Justice of the New York State Supreme Court from the 8th Judicial district
- Incumbent
- Assumed office January 1, 2022

Member of the New York State Assembly from the 146th district 148th district (2011-2012)
- In office January 1, 2011 – January 1, 2019
- Preceded by: James P. Hayes
- Succeeded by: Karen McMahon

Member of the Erie County Legislature from the 4th district
- In office January 2009 – November 2011
- Preceded by: Mike Ranzenhofer
- Succeeded by: Kevin Hardwick

Personal details
- Born: February 4, 1972 (age 54)
- Party: Republican
- Alma mater: State University of New York at Geneseo
- Occupation: Attorney, salesman

= Raymond Walter =

American politician

Raymond W. Walter (born February 4, 1972) is an American politician.
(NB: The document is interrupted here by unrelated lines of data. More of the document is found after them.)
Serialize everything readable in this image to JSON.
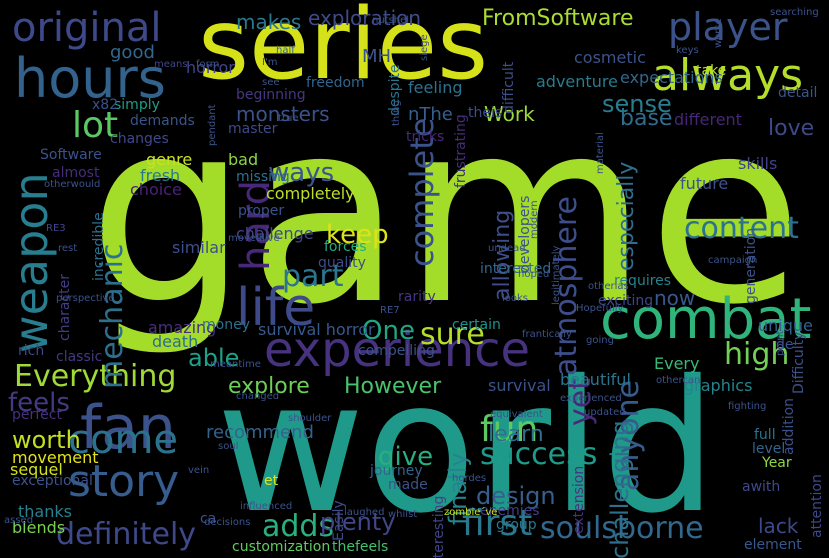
{
  "words": [
    {
      "text": "game",
      "color": "#a4dc2a"
    },
    {
      "text": "world",
      "color": "#1f9a8a"
    },
    {
      "text": "series",
      "color": "#d5e21a"
    },
    {
      "text": "combat",
      "color": "#2fb47c"
    },
    {
      "text": "experience",
      "color": "#46327e"
    },
    {
      "text": "hours",
      "color": "#33638d"
    },
    {
      "text": "fan",
      "color": "#3b528b"
    },
    {
      "text": "story",
      "color": "#365d8d"
    },
    {
      "text": "always",
      "color": "#b5de2b"
    },
    {
      "text": "original",
      "color": "#3e4989"
    },
    {
      "text": "player",
      "color": "#3b528b"
    },
    {
      "text": "weapon",
      "color": "#287d8e"
    },
    {
      "text": "life",
      "color": "#3e4a89"
    },
    {
      "text": "Everything",
      "color": "#a0da39"
    },
    {
      "text": "come",
      "color": "#2c728e"
    },
    {
      "text": "soulsborne",
      "color": "#31688e"
    },
    {
      "text": "adds",
      "color": "#2ab07f"
    },
    {
      "text": "definitely",
      "color": "#3f4889"
    },
    {
      "text": "hard",
      "color": "#482878"
    },
    {
      "text": "mechanic",
      "color": "#2d708e"
    },
    {
      "text": "complete",
      "color": "#3a538b"
    },
    {
      "text": "content",
      "color": "#2c728e"
    },
    {
      "text": "atmosphere",
      "color": "#3d4e8a"
    },
    {
      "text": "anyone",
      "color": "#365c8d"
    },
    {
      "text": "fun",
      "color": "#5ec962"
    },
    {
      "text": "first",
      "color": "#2a788e"
    },
    {
      "text": "success",
      "color": "#1e9b8a"
    },
    {
      "text": "lot",
      "color": "#5cc863"
    },
    {
      "text": "part",
      "color": "#2a768e"
    },
    {
      "text": "ways",
      "color": "#3a548c"
    },
    {
      "text": "sure",
      "color": "#b5de2b"
    },
    {
      "text": "keep",
      "color": "#dde318"
    },
    {
      "text": "One",
      "color": "#21a685"
    },
    {
      "text": "high",
      "color": "#73d056"
    },
    {
      "text": "design",
      "color": "#355f8d"
    },
    {
      "text": "plenty",
      "color": "#404688"
    },
    {
      "text": "challenging",
      "color": "#2d708e"
    },
    {
      "text": "finally",
      "color": "#25848e"
    },
    {
      "text": "give",
      "color": "#29af7f"
    },
    {
      "text": "worth",
      "color": "#c2df23"
    },
    {
      "text": "feels",
      "color": "#443a83"
    },
    {
      "text": "able",
      "color": "#1fa188"
    },
    {
      "text": "explore",
      "color": "#6ece58"
    },
    {
      "text": "However",
      "color": "#4ac16d"
    },
    {
      "text": "learn",
      "color": "#2d718e"
    },
    {
      "text": "recommend",
      "color": "#33638d"
    },
    {
      "text": "sense",
      "color": "#287d8e"
    },
    {
      "text": "love",
      "color": "#3e4989"
    },
    {
      "text": "especially",
      "color": "#2e6e8e"
    },
    {
      "text": "allowing",
      "color": "#3d4e8a"
    },
    {
      "text": "yet",
      "color": "#482878"
    },
    {
      "text": "now",
      "color": "#38588c"
    },
    {
      "text": "base",
      "color": "#2f6c8e"
    },
    {
      "text": "nThe",
      "color": "#35608d"
    },
    {
      "text": "Work",
      "color": "#9bd93c"
    },
    {
      "text": "makes",
      "color": "#2a788e"
    },
    {
      "text": "exploration",
      "color": "#3e4a89"
    },
    {
      "text": "FromSoftware",
      "color": "#aadc32"
    },
    {
      "text": "good",
      "color": "#31678e"
    },
    {
      "text": "monsters",
      "color": "#3b528b"
    },
    {
      "text": "MH",
      "color": "#3a548c"
    },
    {
      "text": "horror",
      "color": "#414487"
    },
    {
      "text": "survival horror",
      "color": "#38598c"
    },
    {
      "text": "sequel",
      "color": "#d2e21b"
    },
    {
      "text": "genre",
      "color": "#cae11f"
    },
    {
      "text": "bad",
      "color": "#8bd646"
    },
    {
      "text": "fresh",
      "color": "#29798e"
    },
    {
      "text": "choice",
      "color": "#482475"
    },
    {
      "text": "completely",
      "color": "#bddf26"
    },
    {
      "text": "challenge",
      "color": "#3f4788"
    },
    {
      "text": "similar",
      "color": "#3c4f8a"
    },
    {
      "text": "amazing",
      "color": "#472f7d"
    },
    {
      "text": "death",
      "color": "#2e6d8e"
    },
    {
      "text": "money",
      "color": "#2e6f8e"
    },
    {
      "text": "classic",
      "color": "#453882"
    },
    {
      "text": "rich",
      "color": "#3f4889"
    },
    {
      "text": "movement",
      "color": "#e5e419"
    },
    {
      "text": "exceptional",
      "color": "#3b528b"
    },
    {
      "text": "perfect",
      "color": "#46307e"
    },
    {
      "text": "thanks",
      "color": "#27808e"
    },
    {
      "text": "blends",
      "color": "#7ad151"
    },
    {
      "text": "customization",
      "color": "#63cb5f"
    },
    {
      "text": "thefeels",
      "color": "#44bf70"
    },
    {
      "text": "group",
      "color": "#2a788e"
    },
    {
      "text": "enemies",
      "color": "#433e85"
    },
    {
      "text": "lack",
      "color": "#3e4989"
    },
    {
      "text": "element",
      "color": "#38588c"
    },
    {
      "text": "interested",
      "color": "#31688e"
    },
    {
      "text": "developers",
      "color": "#3b528b"
    },
    {
      "text": "rarity",
      "color": "#463480"
    },
    {
      "text": "exciting",
      "color": "#3f4788"
    },
    {
      "text": "requires",
      "color": "#25838e"
    },
    {
      "text": "certain",
      "color": "#1f948c"
    },
    {
      "text": "compelling",
      "color": "#3b528b"
    },
    {
      "text": "survival",
      "color": "#3b528b"
    },
    {
      "text": "beautiful",
      "color": "#2b748e"
    },
    {
      "text": "Every",
      "color": "#38b977"
    },
    {
      "text": "graphics",
      "color": "#25838e"
    },
    {
      "text": "unique",
      "color": "#34618d"
    },
    {
      "text": "addition",
      "color": "#3c508b"
    },
    {
      "text": "future",
      "color": "#3b528b"
    },
    {
      "text": "skills",
      "color": "#414287"
    },
    {
      "text": "different",
      "color": "#482677"
    },
    {
      "text": "detail",
      "color": "#3a548c"
    },
    {
      "text": "take",
      "color": "#b8de29"
    },
    {
      "text": "expectations",
      "color": "#31688e"
    },
    {
      "text": "cosmetic",
      "color": "#3b528b"
    },
    {
      "text": "adventure",
      "color": "#287c8e"
    },
    {
      "text": "feeling",
      "color": "#2c728e"
    },
    {
      "text": "freedom",
      "color": "#32648e"
    },
    {
      "text": "tricks",
      "color": "#482878"
    },
    {
      "text": "theis",
      "color": "#3d4e8a"
    },
    {
      "text": "beginning",
      "color": "#453781"
    },
    {
      "text": "simply",
      "color": "#1f9e89"
    },
    {
      "text": "demands",
      "color": "#3a548c"
    },
    {
      "text": "master",
      "color": "#3e4a89"
    },
    {
      "text": "changes",
      "color": "#3f4889"
    },
    {
      "text": "Software",
      "color": "#3b528b"
    },
    {
      "text": "almost",
      "color": "#472c7a"
    },
    {
      "text": "incredible",
      "color": "#2d708e"
    },
    {
      "text": "character",
      "color": "#433d84"
    },
    {
      "text": "proper",
      "color": "#3b528b"
    },
    {
      "text": "missing",
      "color": "#2d718e"
    },
    {
      "text": "forces",
      "color": "#25ac82"
    },
    {
      "text": "quality",
      "color": "#3d4d8a"
    },
    {
      "text": "despite",
      "color": "#2b758e"
    },
    {
      "text": "difficult",
      "color": "#3d4e8a"
    },
    {
      "text": "frustrating",
      "color": "#472c7a"
    },
    {
      "text": "Difficulty",
      "color": "#3b528b"
    },
    {
      "text": "full",
      "color": "#2c728e"
    },
    {
      "text": "level",
      "color": "#32648e"
    },
    {
      "text": "Year",
      "color": "#8fd744"
    },
    {
      "text": "awith",
      "color": "#3e4989"
    },
    {
      "text": "attention",
      "color": "#3e4989"
    },
    {
      "text": "made",
      "color": "#3b528b"
    },
    {
      "text": "journey",
      "color": "#33628d"
    },
    {
      "text": "interesting",
      "color": "#414487"
    },
    {
      "text": "extension",
      "color": "#46337f"
    },
    {
      "text": "Easily",
      "color": "#3e4989"
    },
    {
      "text": "generation",
      "color": "#3b528b"
    },
    {
      "text": "x82",
      "color": "#3b528b"
    },
    {
      "text": "de",
      "color": "#3b528b"
    },
    {
      "text": "et",
      "color": "#dae319"
    },
    {
      "text": "ca",
      "color": "#3b528b"
    },
    {
      "text": "half",
      "color": "#31688e"
    },
    {
      "text": "pendant",
      "color": "#3b528b"
    },
    {
      "text": "thing",
      "color": "#3b528b"
    },
    {
      "text": "material",
      "color": "#3b528b"
    },
    {
      "text": "siege",
      "color": "#3b528b"
    },
    {
      "text": "campaign",
      "color": "#3b528b"
    },
    {
      "text": "fighting",
      "color": "#3b528b"
    },
    {
      "text": "means",
      "color": "#414487"
    },
    {
      "text": "form",
      "color": "#3b528b"
    },
    {
      "text": "keys",
      "color": "#3b528b"
    },
    {
      "text": "searching",
      "color": "#3b528b"
    },
    {
      "text": "nutshell",
      "color": "#3b528b"
    },
    {
      "text": "worse",
      "color": "#3b528b"
    },
    {
      "text": "I'm",
      "color": "#3b528b"
    },
    {
      "text": "see",
      "color": "#3b528b"
    },
    {
      "text": "true",
      "color": "#3b528b"
    },
    {
      "text": "otherwould",
      "color": "#3b528b"
    },
    {
      "text": "RE3",
      "color": "#414487"
    },
    {
      "text": "rest",
      "color": "#3b528b"
    },
    {
      "text": "moved",
      "color": "#3b528b"
    },
    {
      "text": "live",
      "color": "#3b528b"
    },
    {
      "text": "undead",
      "color": "#3b528b"
    },
    {
      "text": "modern",
      "color": "#3b528b"
    },
    {
      "text": "legitimately",
      "color": "#3b528b"
    },
    {
      "text": "perspective",
      "color": "#3b528b"
    },
    {
      "text": "hoped",
      "color": "#3b528b"
    },
    {
      "text": "looks",
      "color": "#3b528b"
    },
    {
      "text": "otherlas",
      "color": "#3b528b"
    },
    {
      "text": "Hopefully",
      "color": "#3b528b"
    },
    {
      "text": "frantically",
      "color": "#3b528b"
    },
    {
      "text": "going",
      "color": "#3b528b"
    },
    {
      "text": "point",
      "color": "#3b528b"
    },
    {
      "text": "RE7",
      "color": "#3b528b"
    },
    {
      "text": "meantime",
      "color": "#3b528b"
    },
    {
      "text": "othercan",
      "color": "#3b528b"
    },
    {
      "text": "changed",
      "color": "#3b528b"
    },
    {
      "text": "shoulder",
      "color": "#3b528b"
    },
    {
      "text": "equivalent",
      "color": "#3b528b"
    },
    {
      "text": "experienced",
      "color": "#3b528b"
    },
    {
      "text": "updated",
      "color": "#3b528b"
    },
    {
      "text": "soul",
      "color": "#3b528b"
    },
    {
      "text": "vein",
      "color": "#3b528b"
    },
    {
      "text": "influenced",
      "color": "#3b528b"
    },
    {
      "text": "laughed",
      "color": "#3b528b"
    },
    {
      "text": "whilst",
      "color": "#3b528b"
    },
    {
      "text": "hordes",
      "color": "#3b528b"
    },
    {
      "text": "zombie´ve",
      "color": "#c8e020"
    },
    {
      "text": "decisions",
      "color": "#3b528b"
    },
    {
      "text": "assed",
      "color": "#3b528b"
    }
  ]
}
A Republican, he served as a member of the New York State Assembly representing Assembly District 146, which comprises the Towns of Amherst in Erie County and Pendleton in Niagara County.

==Early life and career==
Walter earned a degree in history from the State University of New York at Geneseo in 1994. Walter worked at automobile dealerships in Western New York for ten years before entering the University at Buffalo Law School. Walter clerked for the United States Attorney’s Office and the Erie County District Attorney’s Office after graduating. He joined Magavern Magavern Grimm LLP in 2007 where he practices law in estates, trusts, and elder law.

==Political career==

His political career began in 2009 when the Erie County Republican Committee appointed him to fill the Erie County Legislature seat left empty by Michael H. Ranzenhofer who had been elected state senator.

In 2011, Walter successfully ran for a seat in the New York State Assembly.
He ran unsuccessfully as the Republican candidate for Erie County Executive in 2015.

In 2018, Walter unsuccessfully ran for reelection in the New York State Assembly, losing to lawyer Karen McMahon, after she garnered 54 percent of the votes.